Muñoz offers a fine summary of Madison’s argument that large republics will work better than small republics in controlling the effects of faction. The answer, as Muñoz points out, is twofold: a multiplicity of interests and representation taken from that multiplicity which will “refine and enlarge the public views.” Muñoz depicts the large and small republics’ interest groups with helpful diagrams, showing whether they would oppose or favor a given policy favoring a given group. How will large republics lead to better policies? Muñoz thinks Madison considered “centrist” policies to be inherently better, and that those are “most conducive toward securing the public good.” As Muñoz sees it:
Madison believes that representatives will be more likely to build moderate coalitions consistent with the public good than to form coalitions to advance partial or unjust policies…
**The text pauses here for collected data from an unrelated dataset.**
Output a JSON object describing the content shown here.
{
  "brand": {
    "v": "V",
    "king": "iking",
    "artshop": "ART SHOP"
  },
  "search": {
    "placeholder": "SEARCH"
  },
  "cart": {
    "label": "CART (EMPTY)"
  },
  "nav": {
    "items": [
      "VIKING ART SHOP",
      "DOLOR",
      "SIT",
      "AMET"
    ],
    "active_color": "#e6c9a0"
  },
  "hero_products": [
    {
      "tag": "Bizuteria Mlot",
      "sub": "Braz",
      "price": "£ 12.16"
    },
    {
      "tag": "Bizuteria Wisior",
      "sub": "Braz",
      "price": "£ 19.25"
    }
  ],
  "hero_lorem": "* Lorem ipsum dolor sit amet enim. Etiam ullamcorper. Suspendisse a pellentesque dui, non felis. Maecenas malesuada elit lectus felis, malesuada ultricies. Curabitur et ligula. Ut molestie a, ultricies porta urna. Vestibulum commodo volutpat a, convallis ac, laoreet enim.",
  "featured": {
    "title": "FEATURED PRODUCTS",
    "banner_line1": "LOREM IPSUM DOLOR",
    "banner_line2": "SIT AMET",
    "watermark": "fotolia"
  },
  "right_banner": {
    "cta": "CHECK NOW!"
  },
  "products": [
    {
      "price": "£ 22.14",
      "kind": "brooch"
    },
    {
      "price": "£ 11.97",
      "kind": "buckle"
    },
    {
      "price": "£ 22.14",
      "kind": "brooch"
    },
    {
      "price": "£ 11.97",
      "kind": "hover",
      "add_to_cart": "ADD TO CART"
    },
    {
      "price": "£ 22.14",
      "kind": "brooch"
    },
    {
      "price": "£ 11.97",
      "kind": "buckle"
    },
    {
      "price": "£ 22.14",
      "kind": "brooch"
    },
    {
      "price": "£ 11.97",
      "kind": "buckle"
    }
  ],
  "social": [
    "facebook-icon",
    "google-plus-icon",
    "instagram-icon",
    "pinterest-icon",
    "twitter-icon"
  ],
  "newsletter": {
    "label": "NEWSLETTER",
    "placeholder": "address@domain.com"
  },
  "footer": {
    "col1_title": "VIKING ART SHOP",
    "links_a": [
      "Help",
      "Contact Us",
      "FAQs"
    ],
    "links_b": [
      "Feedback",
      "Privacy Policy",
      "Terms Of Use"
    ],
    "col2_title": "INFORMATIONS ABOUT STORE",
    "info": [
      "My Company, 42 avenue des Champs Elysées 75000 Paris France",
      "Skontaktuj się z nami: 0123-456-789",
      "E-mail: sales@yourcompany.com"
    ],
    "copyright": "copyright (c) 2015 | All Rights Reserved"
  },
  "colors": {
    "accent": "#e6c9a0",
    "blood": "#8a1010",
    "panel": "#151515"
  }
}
When Madison speaks of ‘refining,’ he has in mind representatives changing the substance of views, moderating them, ideally toward a shared sense of justice and common understanding of the public good.
This view that centrist public policy is inherently better public policy leads Muñoz to argue Madison couldn’t have envisioned exemptions for religious freedom, since that would undermine the necessity of groups on the extremes to compromise.
I don’t agree with Muñoz about this reading of Federalist 10- but it is a very common misreading. Muñoz’ reading of Madison is not much different than James Buchanan and Gordon Tullock’s Calculus of Consent; the true public good is ultimately what the median voter wants, or the aggregate of people’s preferences. Good and bad public policy is not judged by its rationality, but its reasonableness on this bargaining conception of the role of representation.
But pace Muñoz, when Madison says he wants representatives who will “refine,” I think he means deliberation. Deliberation is the consideration of information, goals, and arguments about means; bargaining and logrolling ignores the merits of issues to only consider preferences. Note that Madison also says he wants representatives who will “enlarge”; that is closer to bargaining. In the full and correct reading of Madison, both deliberation and democratic bargaining are present. This is even more evident if we consider Madison’s later essays advocating parties in the National Gazette; where is the “centrism” there?
Some have argued that the later Madison of the National Gazette articles contradicts the earlier Madison of the Federalist. Following my teacher Joe Bessette, I disagree- if anything, we ought to read Federalist 10 with those party essays in mind. What it means is that Madison envisioned a TRUE PLURALISM, not a bracketed deliberation. Centrism was not the goal of the large republic, but good public policy based on the “mild voice of reason.” And in fact, polarization is sometimes the prudent and appropriate response to a problem, rather than centrism. That is Madison’s view in full I think- and it is also the Constitutional path we have followed in practice; see for example, the “extremism” of Abraham Lincoln or Martin Luther King Jr. American politics allows for extremist contributions to our national deliberation- and though we don’t realize it at the time, the extremists are sometimes right.
This devastating critique notwithstanding (ha), Muñoz’s discussions of Madison (and in particular natural rights in Madison’s thought) are a most welcome part of the political science scene these days.
Great Article! I couldn't agree more.
Three full cheers for Bessette, and on con-law, for Rossum & Tarr & Munoz! They won't lead you wrong.